CEVAP: Davalı vekili; davacı ile müvekkili arasında faturaya dayanak sözleşme ilişkisi bulunmadığı gibi düzenlenen faturada belirtilen hizmetin de alınmadığını, müvekkilinin davacıya böyle bir borcunun bulunmadığını belirterek, davanın reddi ile kötü niyet tazminatına karar verilmesini talep etmiştir.
İLK DERECE MAHKEMESİ KARARI: Mahkemece; davacının malları davalı adına …’e teslim ettiğine ilişkin iddiası nedeniyle bu kişinin davalı adına mal teslim almaya açık veya örtülü şekilde yetkili kılındığına dair delil bulunmadığı, davacının yemin deliline dayanmadığı, münhasıran davalının defterlerine de dayanmadığı, davacının davasının ispat edemediği, davacının takipte kötü niyetli olduğunun da kanıtlanamadığı gerekçesiyle davanın reddine ve davalının kötüniyet tazminatı isteminin reddine karar verilmiştir.
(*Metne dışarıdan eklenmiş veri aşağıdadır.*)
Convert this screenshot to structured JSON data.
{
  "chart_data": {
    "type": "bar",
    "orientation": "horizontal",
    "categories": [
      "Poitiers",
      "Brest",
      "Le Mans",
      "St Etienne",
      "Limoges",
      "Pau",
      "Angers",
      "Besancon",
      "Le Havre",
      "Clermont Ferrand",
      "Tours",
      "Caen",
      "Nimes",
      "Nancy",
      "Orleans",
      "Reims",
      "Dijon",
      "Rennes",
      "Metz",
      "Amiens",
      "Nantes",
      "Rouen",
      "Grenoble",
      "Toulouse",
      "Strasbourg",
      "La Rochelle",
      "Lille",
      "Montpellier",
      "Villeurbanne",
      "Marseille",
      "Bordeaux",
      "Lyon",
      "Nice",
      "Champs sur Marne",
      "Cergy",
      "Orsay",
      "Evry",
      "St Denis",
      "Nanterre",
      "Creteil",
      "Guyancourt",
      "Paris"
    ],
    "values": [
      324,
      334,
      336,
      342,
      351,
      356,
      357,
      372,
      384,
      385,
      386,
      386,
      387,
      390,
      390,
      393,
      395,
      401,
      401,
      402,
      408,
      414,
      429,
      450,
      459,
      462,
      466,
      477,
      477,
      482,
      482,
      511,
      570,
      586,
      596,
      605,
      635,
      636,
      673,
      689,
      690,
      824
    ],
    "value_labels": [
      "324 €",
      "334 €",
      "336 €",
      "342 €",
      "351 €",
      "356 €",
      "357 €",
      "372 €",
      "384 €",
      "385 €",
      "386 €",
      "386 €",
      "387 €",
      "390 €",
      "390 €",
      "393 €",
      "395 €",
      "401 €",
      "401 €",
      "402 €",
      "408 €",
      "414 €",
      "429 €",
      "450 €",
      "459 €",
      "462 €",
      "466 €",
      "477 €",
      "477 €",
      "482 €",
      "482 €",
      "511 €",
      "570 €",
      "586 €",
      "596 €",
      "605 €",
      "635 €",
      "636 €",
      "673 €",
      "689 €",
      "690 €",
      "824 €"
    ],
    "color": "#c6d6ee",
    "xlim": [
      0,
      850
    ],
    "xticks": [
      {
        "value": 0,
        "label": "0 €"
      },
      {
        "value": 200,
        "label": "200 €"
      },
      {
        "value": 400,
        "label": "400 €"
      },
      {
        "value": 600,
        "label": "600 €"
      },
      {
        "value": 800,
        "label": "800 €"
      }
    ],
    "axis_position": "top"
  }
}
İSTİNAF SEBEPLERİ: İstinaf yoluna başvuran davacı vekili; davalının, davacı şirketten her hangi bir mal veya hizmet almadığı ve kendilerine teslim edilen faturanın iade edildiği savunması nedeniyle bu itiraz ve iadenin ne zaman ve ne şekilde yapıldığının davalı tarafından açıklanmadığı, davalı tarafın faturanın teslim alındığına dair kabulü nedeniyle gerek malları teslim almadığı gerekse de faturaya itiraz ettiğini veya iade ettiğini usulüne göre ispat etmesi gerektiğini, davalının ticari defter ve kayıtlarını dava dosyasına sunmaktan imtina ettiğini, bu nedenle müvekkilinin ticari defterlerine itibar edilmesi gerektiğini belirterek, kararın kaldırılarak davanın kabulüne karar verilmesini talep etmiştir.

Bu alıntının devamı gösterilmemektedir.